Taming data is key to the sales strategy at banks
The words “sales data strategy” can seem overwhelming to even the most seasoned sales executives. The right sales data strategy can provide sales leaders, managers, and salespeople with insights to make more informed decisions and drive better results.
A sales data strategy is a documented plan that provides a structured framework for sales organizations to effectively manage and use data to proactively make better decisions. But through my years of experience and research into the sales performance and habits of hundreds of organizations across the U.S., I can tell you this: a sales data strategy should include technology, but it should not be about technology.
It’s not something you just toss to IT to manage – sales data is a business problem supported by IT. It starts with sales and executive leaders taking end-to-end ownership of sales data, and deciding what data and reporting are important and making the systems work in a way that enables the sales organization to excel.
To better understand the data challenges that organizations face, Performance Insights partnered with a number of industry experts to research the sales performance and habits of 300 banks (more than 3,800 branches). We combined the analysis with dozens of interviews with sales executives and IT leaders. Here are some of our findings.

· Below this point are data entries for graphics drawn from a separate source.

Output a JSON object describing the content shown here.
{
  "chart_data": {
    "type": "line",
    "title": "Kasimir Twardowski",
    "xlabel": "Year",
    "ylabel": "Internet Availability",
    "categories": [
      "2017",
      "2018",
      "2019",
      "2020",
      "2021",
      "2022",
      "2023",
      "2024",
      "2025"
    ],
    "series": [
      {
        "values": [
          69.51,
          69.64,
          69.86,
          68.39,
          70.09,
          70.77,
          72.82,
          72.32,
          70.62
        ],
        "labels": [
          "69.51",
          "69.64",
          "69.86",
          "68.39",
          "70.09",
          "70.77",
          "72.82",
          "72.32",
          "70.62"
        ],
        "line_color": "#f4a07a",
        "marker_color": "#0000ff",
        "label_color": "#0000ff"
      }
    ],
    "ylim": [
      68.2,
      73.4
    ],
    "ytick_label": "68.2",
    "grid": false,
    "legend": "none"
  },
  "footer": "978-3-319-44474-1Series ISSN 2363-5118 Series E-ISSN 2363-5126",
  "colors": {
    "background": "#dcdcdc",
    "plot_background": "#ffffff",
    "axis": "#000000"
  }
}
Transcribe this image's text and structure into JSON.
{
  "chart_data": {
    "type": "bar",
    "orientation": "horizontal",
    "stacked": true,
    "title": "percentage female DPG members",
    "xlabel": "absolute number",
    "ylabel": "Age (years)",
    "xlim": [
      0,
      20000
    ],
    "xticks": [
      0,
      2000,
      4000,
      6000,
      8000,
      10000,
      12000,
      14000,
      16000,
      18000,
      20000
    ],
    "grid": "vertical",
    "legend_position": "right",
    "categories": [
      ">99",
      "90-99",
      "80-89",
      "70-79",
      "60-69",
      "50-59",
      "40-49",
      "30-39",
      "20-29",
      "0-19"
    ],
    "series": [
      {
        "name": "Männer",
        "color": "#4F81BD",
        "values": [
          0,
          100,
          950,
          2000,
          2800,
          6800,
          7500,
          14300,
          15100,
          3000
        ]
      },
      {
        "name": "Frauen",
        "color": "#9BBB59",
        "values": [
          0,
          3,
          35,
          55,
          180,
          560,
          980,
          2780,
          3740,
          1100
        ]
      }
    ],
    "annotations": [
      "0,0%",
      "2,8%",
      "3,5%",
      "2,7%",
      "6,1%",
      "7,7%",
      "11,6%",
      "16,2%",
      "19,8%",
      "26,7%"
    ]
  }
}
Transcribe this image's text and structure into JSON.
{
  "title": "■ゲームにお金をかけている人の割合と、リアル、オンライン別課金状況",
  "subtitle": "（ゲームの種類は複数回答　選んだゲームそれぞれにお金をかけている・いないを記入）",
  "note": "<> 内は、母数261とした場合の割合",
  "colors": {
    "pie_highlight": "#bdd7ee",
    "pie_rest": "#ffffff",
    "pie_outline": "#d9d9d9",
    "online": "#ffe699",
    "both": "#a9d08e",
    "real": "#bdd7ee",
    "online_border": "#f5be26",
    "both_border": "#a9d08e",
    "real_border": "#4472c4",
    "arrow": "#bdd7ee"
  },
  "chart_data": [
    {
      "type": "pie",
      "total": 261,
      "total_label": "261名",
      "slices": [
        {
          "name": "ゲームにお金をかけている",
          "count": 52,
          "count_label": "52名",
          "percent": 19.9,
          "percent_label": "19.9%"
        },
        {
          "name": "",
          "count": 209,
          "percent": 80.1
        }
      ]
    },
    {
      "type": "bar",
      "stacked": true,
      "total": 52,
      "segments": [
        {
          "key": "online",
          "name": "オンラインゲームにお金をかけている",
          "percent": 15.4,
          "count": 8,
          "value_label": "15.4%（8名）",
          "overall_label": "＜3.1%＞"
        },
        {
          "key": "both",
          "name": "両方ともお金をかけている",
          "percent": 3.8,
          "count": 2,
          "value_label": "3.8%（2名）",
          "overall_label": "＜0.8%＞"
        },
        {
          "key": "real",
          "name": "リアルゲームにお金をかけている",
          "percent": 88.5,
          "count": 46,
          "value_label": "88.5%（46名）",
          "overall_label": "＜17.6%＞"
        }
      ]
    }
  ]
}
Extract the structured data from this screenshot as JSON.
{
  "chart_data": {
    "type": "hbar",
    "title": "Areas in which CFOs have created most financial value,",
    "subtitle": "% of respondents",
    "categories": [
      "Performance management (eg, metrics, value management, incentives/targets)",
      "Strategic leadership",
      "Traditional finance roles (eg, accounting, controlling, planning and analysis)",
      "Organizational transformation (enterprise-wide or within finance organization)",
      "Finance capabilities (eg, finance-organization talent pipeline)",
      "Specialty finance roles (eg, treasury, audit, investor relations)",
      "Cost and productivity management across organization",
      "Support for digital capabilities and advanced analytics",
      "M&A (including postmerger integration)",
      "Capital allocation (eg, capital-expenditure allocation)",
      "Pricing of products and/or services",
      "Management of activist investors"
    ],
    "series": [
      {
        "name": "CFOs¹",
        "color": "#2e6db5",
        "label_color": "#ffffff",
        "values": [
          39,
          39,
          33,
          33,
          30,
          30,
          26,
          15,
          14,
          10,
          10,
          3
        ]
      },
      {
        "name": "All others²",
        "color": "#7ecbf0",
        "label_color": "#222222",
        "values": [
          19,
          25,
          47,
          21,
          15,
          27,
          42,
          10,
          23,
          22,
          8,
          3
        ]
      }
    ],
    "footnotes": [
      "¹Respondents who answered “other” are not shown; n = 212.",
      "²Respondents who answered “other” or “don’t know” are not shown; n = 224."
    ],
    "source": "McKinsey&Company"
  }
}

Sales stack growing, data trust shrinking
Having access to data is one thing – having trust in the available data is another. Without a well-thought-out approach to ensuring data quality across the systems in your sales tech stack, confidence in the data can suffer. These challenges lead to an erosion in support for a more comprehensive data strategy, making it more difficult for the organization to take even minor steps forward.
Our research found that barely one in five organizations agreed that their sales tech stack effectively addresses selling challenges, while the confidence level in the sales tech stack data (including the customer relationship management system) was only marginally higher.
One key to having quality data is to have a sales CRM that salespeople actually use. Accurate data is the starting point to developing comprehensive solutions that can help take financial institutions to the next level of sales performance.
Data ownership and other issues
Making sense of all the data in multiple systems is not easy – it takes a lot of time and effort to aggregate data from the sales tech stack and connect all the dots.
To resolve these challenges, sales leadership needs to think differently about data – who owns it, how to maintain it, and how to use it, along with what to measure and how to measure it. From our research and interviews, certain key elements are found in a well-defined sales data strategy:
- Executive ownership: For sales data to be a strategic asset, your data strategy cannot be delegated. Executive sales leadership must own data strategy data from end to end;
- Business rationale: Executive sales leaders should first identify which business problems they are trying to solve. This will determine what data is needed to compile and calculate the required insights, and drive organizational alignment around what to measure and how to use the data;
- Structured approach: With so much data from so many sources, organizations need a structured approach to store the data, manage its quality and integrate it into the sales stack;
- Monitoring and fine-tuning: A final, critical step is to establish mechanisms that allow for continuous monitoring and refining of the sales data strategy. This involves setting up a data-governance committee comprising cross-functional leadership.
Change always begins at the top
As sales organizations introduce new technologies, the amount of data they collect increases exponentially. Executive sales leadership needs to develop clear strategies for how best to use these data to drive their sales organizations to greater success. This begins with taking end-to-end ownership of sales data and partnering with IT.
It is important to note here that “taking ownership” does not equate to being an executive sponsor for an initiative or project. It simply means being invested every step of the way – being 100 percent engaged not only in defining the strategy, but also in driving alignment to make decisions, communicating within the organization, and staying on top of monitoring to make necessary strategy adjustments.
Buy-in and the effective use of data strategy won’t happen overnight. It is a change journey for everyone that will require a change management plan. Demonstrating commitment with words and actions is the surest path to success.